UPDATE 4/5/10: I made about 135 of these little delights yesterday morning. This afternoon there were about 20 left. Hmmmmm. I know for a fact I only ate 3. It was my Dad, I know it was. He can really hoover these things up. I love that about him.
Makes about 11 dozen cookies
¾ pound unsalted butter, softened (3 sticks)
½ cup sour cream
3 cups unbleached all-purpose flour
½ teaspoon kosher salt
fillings: canned Solo filling, jam, or cream cheese filling (recipe below)
- For the dough: in the bowl of a standing mixer, cream the butter on medium speed for a minute or two until smooth.
- Add the sour cream and mix until well blended
- Add half the flour and the salt and mix until incorporated somewhat.
- Add the remaining flour and mix until fully combined.
- Turn the dough out onto a counter and give a few gentle kneads to incorporate any remaining dry bits.
- Roll: Divide the dough into 4 pieces.
- Roll each piece, while room temperature, between two sheets of plastic wrap until thin – about 1/16”.

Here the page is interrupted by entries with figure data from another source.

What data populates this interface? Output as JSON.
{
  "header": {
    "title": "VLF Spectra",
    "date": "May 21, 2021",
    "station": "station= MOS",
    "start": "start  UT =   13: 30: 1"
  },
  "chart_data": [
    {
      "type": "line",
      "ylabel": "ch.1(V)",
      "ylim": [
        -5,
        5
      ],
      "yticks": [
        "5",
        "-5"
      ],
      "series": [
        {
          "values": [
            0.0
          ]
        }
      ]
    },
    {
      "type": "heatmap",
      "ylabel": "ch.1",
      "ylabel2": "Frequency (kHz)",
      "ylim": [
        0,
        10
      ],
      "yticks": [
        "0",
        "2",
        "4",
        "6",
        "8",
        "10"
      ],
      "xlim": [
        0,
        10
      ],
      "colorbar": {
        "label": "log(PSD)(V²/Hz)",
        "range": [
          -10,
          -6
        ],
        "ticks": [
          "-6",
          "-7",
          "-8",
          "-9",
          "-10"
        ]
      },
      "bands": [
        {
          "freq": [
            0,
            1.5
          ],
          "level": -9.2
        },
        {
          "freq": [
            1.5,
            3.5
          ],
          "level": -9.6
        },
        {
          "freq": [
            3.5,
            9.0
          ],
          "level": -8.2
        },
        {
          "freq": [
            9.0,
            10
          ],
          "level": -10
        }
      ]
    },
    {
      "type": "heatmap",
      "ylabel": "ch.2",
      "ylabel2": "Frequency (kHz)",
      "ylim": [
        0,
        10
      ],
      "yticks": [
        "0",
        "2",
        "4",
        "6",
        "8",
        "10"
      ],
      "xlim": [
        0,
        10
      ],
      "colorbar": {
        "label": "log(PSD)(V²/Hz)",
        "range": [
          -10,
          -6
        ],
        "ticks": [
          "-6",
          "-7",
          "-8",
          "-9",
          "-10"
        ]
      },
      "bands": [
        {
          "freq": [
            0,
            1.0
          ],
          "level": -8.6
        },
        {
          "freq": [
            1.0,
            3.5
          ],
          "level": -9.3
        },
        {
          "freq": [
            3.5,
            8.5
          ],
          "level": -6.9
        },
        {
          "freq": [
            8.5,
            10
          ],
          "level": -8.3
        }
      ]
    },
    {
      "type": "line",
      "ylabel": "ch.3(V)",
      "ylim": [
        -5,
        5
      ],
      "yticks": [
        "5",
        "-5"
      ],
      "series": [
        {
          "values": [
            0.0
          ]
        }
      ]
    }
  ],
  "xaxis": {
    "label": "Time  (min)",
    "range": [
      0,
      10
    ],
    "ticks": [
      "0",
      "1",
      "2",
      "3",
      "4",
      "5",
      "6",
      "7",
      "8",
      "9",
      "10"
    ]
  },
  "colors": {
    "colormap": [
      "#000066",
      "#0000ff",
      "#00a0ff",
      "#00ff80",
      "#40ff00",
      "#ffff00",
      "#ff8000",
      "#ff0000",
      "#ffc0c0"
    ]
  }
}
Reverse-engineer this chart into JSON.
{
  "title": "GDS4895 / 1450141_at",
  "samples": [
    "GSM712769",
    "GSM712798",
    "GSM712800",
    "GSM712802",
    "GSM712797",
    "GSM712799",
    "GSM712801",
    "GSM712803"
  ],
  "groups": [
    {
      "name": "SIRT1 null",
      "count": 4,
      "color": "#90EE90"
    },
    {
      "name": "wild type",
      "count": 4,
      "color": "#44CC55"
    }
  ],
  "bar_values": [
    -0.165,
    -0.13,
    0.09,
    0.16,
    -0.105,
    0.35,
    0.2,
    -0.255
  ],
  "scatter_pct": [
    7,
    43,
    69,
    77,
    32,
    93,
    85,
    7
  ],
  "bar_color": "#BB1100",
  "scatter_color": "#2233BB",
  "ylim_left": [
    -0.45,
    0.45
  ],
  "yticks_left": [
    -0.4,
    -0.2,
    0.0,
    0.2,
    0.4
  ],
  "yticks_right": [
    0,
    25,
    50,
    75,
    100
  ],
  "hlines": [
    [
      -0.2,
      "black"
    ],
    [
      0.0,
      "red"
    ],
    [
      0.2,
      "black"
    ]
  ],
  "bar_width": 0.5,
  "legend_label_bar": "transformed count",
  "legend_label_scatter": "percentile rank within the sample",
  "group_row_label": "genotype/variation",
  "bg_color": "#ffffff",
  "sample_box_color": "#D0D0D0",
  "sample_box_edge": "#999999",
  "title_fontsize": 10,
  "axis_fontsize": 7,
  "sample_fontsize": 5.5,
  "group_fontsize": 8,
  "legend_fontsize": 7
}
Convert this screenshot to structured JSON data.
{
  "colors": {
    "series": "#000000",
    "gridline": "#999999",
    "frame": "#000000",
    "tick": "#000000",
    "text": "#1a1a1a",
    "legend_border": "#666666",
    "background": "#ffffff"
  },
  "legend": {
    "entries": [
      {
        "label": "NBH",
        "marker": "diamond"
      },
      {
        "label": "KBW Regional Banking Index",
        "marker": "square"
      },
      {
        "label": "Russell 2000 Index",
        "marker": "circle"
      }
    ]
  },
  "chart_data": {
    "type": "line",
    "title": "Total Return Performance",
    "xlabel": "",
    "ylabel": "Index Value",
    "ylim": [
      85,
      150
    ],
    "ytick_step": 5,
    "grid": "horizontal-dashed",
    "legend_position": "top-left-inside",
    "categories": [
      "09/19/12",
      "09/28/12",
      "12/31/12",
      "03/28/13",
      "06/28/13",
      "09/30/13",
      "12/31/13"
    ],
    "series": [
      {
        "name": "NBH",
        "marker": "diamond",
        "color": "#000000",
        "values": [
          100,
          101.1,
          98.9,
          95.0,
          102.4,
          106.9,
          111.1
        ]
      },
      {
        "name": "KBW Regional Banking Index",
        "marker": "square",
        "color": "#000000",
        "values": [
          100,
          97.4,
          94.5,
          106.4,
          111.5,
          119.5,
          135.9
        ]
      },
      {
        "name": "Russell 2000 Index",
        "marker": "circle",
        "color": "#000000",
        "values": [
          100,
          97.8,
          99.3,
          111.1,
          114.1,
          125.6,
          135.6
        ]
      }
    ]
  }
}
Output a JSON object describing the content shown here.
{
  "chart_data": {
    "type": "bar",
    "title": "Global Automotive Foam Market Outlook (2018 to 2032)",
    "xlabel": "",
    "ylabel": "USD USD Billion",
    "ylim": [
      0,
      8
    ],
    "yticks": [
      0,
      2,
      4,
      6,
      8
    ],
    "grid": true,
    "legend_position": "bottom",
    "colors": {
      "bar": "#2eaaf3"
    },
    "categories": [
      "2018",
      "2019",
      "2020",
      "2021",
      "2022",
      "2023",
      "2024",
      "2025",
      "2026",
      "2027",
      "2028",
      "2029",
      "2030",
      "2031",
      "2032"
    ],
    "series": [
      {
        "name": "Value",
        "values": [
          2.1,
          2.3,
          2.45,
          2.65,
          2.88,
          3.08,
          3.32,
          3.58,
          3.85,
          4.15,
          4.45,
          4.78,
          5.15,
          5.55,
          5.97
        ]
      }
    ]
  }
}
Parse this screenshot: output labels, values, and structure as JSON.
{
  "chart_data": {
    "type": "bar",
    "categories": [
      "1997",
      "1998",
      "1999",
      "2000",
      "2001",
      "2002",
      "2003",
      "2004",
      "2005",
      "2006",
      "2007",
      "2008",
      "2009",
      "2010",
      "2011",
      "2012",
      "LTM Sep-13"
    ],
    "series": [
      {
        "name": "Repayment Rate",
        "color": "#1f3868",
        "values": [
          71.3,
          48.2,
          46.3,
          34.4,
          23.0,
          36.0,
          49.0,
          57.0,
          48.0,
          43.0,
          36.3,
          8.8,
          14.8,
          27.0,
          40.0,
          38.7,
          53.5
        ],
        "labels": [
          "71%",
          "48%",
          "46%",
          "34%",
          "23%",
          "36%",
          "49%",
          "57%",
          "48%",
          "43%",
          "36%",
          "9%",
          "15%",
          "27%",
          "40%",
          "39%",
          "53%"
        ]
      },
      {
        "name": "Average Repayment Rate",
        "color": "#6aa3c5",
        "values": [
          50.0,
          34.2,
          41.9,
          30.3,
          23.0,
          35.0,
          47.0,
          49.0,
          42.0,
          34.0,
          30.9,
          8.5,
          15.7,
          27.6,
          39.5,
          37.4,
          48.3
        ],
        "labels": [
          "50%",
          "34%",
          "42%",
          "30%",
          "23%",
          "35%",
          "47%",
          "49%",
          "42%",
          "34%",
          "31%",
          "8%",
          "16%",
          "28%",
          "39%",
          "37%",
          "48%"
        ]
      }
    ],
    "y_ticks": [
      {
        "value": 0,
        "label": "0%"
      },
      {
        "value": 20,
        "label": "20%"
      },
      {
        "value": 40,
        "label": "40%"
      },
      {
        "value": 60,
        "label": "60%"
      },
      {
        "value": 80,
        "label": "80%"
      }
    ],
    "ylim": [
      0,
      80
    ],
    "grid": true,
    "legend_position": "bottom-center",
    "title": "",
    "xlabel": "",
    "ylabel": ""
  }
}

- Stack the plastic wrapped sheets on a sheet pan and refrigerate until firm – about an hour or overnight if well wrapped. Watch the edges – if you refrigerate overnight, any exposed bits of dough will dry out. Dough can be frozen up to 2 months at this point, if you wish.
- Preheat the oven to 350°F and line 3-4 sheet pans with parchment or silpat mats.
- Cutting: Take one sheet of dough out of the fridge (keep remaining dough in the fridge), remove the top sheet of plastic and cut out circles with a 2” round cutter.
- Filling: Place the dough circles on a very lightly floured work surface and pipe or spoon a bit of filling down the center of each circle – about 1 teaspoon of filling.
- Fold up the side of the dough circle and pinch tightly to seal. Place on prepared sheet pans, spacing about ½” apart.
- Bake: Bake, rotating the pans top to bottom and front to back halfway through baking, for about 15-18 minutes total, until lightly golden brown.
- Let cool completely, then dust with powdered sugar.
- Kolacky are best served the day they are made but will keep, tightly wrapped for a day or two.
Cream Cheese Filling:
8oz cream cheese, room temperature (1 package)
½ cup sugar
1 large egg yolk
1 teaspoon vanilla
pinch of kosher salt
In the bowl of a standing mixer, cream together all the ingredients until well combined. Refrigerate until needed.